A comprehensive record of the reasoning, evidence, expert positions, counter-arguments, and consensus evolution at each stage of a structured decision process. Decision audit trails serve multiple purposes: they enable post-decision review to improve future decision quality, provide accountability documentation for regulated industries, and allow stakeholders who were not present during the analysis to understand how and why a recommendation was reached. In AI-powered decision intelligence, audit trails are generated automatically, preserving the full deliberation history that human meetings typically lose.

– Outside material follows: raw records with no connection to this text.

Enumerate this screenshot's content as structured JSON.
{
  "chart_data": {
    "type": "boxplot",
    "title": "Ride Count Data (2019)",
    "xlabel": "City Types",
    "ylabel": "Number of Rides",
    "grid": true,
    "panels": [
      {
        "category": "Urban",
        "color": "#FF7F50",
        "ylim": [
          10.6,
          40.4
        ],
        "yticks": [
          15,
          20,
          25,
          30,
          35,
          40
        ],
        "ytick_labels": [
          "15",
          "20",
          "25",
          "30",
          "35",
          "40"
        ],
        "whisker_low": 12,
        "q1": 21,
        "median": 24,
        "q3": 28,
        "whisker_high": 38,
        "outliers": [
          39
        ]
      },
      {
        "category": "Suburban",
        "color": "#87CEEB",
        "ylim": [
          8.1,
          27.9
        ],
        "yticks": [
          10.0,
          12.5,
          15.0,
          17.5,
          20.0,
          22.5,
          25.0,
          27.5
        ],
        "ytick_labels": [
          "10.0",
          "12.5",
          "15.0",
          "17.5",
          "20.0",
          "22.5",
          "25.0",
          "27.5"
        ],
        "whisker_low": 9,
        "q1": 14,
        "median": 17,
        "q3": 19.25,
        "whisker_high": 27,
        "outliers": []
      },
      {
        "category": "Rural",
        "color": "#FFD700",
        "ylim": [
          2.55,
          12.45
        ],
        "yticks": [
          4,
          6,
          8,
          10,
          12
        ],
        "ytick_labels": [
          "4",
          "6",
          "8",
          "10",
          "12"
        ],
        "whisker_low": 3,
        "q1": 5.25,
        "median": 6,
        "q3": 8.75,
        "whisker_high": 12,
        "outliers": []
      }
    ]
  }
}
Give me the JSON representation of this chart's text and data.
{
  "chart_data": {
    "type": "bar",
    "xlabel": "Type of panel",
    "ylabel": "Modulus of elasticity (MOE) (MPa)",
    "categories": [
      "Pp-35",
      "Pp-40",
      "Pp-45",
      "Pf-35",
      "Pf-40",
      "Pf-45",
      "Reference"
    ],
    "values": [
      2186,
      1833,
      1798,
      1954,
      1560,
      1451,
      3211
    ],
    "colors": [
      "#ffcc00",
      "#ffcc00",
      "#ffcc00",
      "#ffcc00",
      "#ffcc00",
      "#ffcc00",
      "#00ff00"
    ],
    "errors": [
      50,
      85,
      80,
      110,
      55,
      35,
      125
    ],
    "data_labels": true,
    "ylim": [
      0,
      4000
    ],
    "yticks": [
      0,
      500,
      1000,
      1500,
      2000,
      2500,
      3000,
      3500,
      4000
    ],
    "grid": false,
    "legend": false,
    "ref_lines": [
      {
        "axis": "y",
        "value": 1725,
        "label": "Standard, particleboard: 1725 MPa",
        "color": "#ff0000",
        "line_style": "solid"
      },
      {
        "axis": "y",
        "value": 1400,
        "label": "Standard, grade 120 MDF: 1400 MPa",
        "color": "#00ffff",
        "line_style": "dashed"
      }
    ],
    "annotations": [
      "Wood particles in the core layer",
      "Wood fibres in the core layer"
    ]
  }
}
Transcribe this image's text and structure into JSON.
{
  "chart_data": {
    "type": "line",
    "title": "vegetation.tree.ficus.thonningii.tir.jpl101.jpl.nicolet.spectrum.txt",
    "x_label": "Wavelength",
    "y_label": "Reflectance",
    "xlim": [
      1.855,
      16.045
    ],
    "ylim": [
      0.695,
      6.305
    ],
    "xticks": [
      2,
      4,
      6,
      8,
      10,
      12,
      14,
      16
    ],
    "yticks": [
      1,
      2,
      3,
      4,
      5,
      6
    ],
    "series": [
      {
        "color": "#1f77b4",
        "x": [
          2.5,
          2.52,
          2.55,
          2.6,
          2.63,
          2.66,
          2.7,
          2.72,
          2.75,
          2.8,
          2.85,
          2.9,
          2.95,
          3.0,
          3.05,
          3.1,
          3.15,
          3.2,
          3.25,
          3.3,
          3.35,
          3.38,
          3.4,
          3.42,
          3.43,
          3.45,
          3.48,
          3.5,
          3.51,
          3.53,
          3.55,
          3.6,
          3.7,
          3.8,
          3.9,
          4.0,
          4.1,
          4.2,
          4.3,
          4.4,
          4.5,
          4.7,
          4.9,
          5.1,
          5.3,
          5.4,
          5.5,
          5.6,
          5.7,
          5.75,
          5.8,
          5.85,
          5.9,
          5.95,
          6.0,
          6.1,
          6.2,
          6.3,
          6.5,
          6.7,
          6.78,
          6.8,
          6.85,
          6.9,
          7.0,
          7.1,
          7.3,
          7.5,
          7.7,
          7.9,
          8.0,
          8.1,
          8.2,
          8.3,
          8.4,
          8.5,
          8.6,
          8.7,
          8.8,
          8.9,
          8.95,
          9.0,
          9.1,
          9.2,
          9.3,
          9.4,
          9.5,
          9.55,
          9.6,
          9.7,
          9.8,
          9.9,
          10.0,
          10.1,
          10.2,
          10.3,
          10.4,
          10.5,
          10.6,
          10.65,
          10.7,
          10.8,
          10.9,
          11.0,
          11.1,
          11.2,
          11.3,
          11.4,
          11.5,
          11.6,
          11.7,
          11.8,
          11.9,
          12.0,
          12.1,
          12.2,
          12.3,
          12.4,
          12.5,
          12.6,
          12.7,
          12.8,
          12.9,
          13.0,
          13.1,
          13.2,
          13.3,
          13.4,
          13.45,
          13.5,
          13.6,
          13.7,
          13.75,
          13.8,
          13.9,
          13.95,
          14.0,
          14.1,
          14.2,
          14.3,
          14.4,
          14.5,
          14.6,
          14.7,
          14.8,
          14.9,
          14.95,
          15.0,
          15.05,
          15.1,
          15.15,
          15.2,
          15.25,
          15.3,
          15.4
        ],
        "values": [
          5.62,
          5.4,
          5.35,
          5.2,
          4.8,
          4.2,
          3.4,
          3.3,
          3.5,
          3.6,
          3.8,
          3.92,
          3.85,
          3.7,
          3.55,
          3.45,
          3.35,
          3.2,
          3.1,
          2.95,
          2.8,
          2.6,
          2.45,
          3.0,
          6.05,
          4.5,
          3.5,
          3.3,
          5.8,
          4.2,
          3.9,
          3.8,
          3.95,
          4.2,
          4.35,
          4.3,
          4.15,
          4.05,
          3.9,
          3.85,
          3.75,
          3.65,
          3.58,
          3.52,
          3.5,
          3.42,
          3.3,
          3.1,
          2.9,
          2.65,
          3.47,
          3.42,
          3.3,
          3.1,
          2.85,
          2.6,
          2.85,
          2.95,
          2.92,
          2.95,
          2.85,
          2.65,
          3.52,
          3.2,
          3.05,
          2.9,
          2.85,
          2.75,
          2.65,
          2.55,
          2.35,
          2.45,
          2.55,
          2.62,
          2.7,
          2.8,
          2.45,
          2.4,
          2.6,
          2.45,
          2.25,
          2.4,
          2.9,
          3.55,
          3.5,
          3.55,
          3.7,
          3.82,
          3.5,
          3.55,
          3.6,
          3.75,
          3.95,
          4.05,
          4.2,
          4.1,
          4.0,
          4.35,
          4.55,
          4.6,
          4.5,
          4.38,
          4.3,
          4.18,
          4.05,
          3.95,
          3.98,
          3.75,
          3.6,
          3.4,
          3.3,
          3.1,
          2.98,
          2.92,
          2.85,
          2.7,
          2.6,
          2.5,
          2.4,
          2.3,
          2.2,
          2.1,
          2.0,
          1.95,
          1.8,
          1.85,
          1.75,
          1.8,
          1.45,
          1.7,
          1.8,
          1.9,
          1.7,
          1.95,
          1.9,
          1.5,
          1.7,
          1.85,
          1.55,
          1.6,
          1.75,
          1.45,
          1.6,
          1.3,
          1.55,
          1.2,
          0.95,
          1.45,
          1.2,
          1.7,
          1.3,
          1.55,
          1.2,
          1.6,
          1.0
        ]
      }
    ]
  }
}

How SynthBoard tracks decisions

Cognitive Load

The total amount of mental effort required to process information, evaluate options, and reach a decision. Cognitive load theory, developed by John Sweller, distinguishes between intrinsic load (complexity inherent to the problem), extraneous load (unnecessary complexity from poor information design), and germane load (effort spent building understanding). Strategic decisions carry enormous intrinsic cognitive load — multiple variables, uncertain outcomes, competing stakeholders. Decision intelligence platforms reduce extraneous load by structuring the analysis, freeing decision-makers to focus their cognitive resources on the judgment calls that matter most.

Divergent Thinking

The creative process of generating multiple distinct solutions, perspectives, or possibilities before evaluating or narrowing them. Coined by psychologist J.P. Guilford, divergent thinking is the opposite of premature convergence — the tendency to lock onto the first reasonable answer. In strategic decision-making, divergent thinking expands the option space and prevents anchoring bias. Multi-expert AI systems are structurally designed for divergent thinking: each expert independently generates its own analysis, ensuring that the full range of perspectives is explored before synthesis begins.

Convergent Synthesis

The process of combining diverse, sometimes contradictory perspectives into a unified, actionable recommendation that preserves the most valuable insights from each viewpoint. Convergent synthesis is the complement to divergent thinking — it happens after multiple perspectives have been fully explored and challenged. Effective synthesis does not simply average positions or pick the majority view; it identifies the strongest arguments from each side, maps genuine areas of agreement, and produces a recommendation that is more nuanced and robust than any single contributing perspective. In SynthBoard, the synthesis layer performs this convergence automatically after each round of expert deliberation.